Most of you who read my posts will know I am keen on showing you the very many new and exciting flowers I come across in Australia. So it is like a calling when Museum of Brisbane puts on an exhibition with the above name -Well known artists such as Vida Lahey and Margaret Olley are featured. The exhibition is not quite as one dimensional as my presentations and I am happy to bring you some of the exhibits which spoke to me.

Keith Burt paints flowers from everyday life. Playing with still life and light. His favourite is the native waratah.

Sarah Rayner collects seeds and twigs and flowers from her garden and then uses the silky texture of porcelain to recreate them the way she lays them out or draws them.

Pamela See is interested in the history of Chinese Communities in Australia. Her art form which is of cut out paper is reminiscent of a style in her mother’s province of Guandong in China. She recreates the vegetables and flowers sold by Chinese market gardeners in Brisbane.

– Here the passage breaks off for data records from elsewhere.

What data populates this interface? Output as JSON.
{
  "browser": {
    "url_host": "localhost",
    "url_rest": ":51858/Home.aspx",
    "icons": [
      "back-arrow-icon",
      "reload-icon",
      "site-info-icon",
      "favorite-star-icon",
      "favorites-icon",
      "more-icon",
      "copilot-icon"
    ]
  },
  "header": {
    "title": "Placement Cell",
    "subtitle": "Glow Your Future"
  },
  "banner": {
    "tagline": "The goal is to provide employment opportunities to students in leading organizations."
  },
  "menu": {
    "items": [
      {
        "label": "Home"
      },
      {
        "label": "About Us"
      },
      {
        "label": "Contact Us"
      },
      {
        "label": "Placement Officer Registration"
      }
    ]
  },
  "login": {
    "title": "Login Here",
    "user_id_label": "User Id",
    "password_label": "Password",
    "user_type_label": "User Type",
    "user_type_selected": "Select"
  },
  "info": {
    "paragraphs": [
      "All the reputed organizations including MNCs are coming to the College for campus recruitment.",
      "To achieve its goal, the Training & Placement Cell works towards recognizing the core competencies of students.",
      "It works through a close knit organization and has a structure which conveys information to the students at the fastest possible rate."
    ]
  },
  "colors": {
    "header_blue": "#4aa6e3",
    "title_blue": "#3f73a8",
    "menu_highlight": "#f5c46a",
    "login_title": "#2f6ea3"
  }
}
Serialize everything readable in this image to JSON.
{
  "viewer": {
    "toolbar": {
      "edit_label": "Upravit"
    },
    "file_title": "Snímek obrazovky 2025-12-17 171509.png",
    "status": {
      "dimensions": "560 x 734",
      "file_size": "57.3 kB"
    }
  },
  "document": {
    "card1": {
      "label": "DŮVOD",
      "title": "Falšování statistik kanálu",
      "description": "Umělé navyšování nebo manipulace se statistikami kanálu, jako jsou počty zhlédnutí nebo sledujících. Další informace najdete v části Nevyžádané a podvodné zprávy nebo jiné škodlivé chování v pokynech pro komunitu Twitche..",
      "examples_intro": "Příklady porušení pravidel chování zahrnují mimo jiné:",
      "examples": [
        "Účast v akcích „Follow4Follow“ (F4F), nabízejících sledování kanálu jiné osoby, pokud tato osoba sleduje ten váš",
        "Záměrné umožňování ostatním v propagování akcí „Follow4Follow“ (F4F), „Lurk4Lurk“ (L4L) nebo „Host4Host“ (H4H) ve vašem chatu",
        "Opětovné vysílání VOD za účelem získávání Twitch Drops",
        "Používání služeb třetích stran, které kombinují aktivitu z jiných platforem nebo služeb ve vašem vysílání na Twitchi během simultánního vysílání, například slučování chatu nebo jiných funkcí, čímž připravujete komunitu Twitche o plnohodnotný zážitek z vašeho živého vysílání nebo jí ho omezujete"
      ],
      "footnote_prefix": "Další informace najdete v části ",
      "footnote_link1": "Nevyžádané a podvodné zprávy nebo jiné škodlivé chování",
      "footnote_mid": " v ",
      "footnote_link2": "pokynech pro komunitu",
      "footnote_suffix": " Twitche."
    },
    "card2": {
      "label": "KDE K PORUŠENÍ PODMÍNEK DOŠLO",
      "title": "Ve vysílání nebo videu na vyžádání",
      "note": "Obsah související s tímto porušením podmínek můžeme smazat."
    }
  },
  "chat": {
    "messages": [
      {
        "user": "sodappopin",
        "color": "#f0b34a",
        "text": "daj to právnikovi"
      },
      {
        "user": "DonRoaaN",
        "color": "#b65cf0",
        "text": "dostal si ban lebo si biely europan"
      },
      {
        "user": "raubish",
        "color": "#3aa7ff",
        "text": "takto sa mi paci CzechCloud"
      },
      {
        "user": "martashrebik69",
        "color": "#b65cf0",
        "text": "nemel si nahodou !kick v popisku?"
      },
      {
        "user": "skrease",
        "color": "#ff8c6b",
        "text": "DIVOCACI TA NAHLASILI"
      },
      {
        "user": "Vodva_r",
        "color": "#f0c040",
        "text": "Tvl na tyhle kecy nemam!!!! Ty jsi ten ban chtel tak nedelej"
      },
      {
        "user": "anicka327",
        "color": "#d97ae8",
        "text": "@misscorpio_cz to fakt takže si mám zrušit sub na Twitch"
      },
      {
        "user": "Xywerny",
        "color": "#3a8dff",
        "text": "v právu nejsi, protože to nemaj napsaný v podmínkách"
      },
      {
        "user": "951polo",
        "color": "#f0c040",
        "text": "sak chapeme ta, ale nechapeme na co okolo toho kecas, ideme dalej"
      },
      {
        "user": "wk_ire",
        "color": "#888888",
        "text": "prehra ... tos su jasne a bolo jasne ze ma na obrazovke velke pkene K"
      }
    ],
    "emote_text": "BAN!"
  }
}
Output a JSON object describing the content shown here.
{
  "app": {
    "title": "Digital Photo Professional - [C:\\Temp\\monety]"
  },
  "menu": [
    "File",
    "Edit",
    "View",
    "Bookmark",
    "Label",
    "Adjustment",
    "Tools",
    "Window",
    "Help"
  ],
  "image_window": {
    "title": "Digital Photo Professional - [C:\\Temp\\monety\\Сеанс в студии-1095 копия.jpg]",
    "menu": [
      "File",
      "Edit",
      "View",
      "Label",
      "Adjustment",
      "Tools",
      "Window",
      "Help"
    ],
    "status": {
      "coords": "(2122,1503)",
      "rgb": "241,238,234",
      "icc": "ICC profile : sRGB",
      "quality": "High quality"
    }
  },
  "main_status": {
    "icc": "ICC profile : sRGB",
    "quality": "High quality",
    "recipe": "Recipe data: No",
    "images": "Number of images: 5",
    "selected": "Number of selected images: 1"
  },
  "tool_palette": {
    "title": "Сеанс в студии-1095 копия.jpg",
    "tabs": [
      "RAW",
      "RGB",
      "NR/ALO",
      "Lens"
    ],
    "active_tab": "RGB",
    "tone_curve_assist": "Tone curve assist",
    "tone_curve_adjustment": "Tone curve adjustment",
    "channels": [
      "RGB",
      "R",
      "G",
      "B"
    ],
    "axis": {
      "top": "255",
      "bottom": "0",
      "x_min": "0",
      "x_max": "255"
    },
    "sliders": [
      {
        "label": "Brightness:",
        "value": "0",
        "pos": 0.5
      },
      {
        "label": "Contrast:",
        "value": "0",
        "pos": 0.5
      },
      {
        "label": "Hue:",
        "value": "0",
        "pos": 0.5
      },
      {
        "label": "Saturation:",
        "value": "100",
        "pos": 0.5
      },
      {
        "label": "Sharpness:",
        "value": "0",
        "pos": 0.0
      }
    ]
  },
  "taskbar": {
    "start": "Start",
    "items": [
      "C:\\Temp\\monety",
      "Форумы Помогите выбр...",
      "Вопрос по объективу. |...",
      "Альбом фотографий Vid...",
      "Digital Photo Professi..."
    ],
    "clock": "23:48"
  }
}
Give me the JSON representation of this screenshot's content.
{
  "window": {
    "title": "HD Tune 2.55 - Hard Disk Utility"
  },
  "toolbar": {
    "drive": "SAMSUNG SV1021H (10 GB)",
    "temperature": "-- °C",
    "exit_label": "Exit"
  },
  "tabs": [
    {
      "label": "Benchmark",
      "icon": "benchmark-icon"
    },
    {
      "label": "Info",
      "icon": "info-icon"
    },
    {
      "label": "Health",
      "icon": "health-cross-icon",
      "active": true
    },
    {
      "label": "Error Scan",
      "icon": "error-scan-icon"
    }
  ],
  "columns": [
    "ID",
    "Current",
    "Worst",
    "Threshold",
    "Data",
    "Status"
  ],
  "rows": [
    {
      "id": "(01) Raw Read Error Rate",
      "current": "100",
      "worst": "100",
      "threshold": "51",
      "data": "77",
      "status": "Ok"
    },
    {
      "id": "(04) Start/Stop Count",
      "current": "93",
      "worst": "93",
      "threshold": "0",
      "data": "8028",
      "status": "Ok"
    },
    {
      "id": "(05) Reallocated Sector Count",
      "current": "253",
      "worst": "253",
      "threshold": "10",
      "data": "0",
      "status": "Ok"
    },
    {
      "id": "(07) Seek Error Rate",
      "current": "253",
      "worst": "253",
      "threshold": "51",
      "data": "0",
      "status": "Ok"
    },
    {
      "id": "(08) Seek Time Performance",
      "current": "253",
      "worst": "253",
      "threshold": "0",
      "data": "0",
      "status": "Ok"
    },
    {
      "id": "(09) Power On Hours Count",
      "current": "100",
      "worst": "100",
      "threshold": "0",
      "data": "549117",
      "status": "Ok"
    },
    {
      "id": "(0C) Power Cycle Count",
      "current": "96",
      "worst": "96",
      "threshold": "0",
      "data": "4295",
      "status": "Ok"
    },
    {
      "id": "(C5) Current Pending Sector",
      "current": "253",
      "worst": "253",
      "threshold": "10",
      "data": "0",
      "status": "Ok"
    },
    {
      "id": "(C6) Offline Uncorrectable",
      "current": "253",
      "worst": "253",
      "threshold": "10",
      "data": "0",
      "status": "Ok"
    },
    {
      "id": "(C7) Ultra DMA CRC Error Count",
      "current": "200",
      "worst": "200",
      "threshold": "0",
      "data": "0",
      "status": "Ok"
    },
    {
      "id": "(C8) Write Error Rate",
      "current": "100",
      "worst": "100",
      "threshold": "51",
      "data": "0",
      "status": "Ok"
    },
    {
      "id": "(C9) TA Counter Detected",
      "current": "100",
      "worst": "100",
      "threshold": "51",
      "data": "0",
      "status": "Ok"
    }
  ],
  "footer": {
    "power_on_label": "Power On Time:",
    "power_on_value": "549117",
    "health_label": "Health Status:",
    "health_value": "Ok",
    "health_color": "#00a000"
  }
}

Elisa Jane Carmichael is a Ngugi woman. She makes these works by placing wildflowers and weaves on the paper and then exposing it to sunlight to create the series of Cyanotypes she calles ragi or bush from the Jendai language.

Jaishree Srinavasan has created 800 ceramic petals inspired by the jasmine flower, reminiscent of her childhood in South India but also Brisbane.
Finally but by no means least this garland banner of crocheted and knitted flowers.

Milomirka Radovic learnt to crochet, knit and spin from her Serbian mother and grandmother. She became a chartered engineer of textile technology. Now retired, she makes her own gardens from her crochet and knitted creations.
The exhibition is on the 3rd floor of Brisbane City Hall and is on until August of 2024.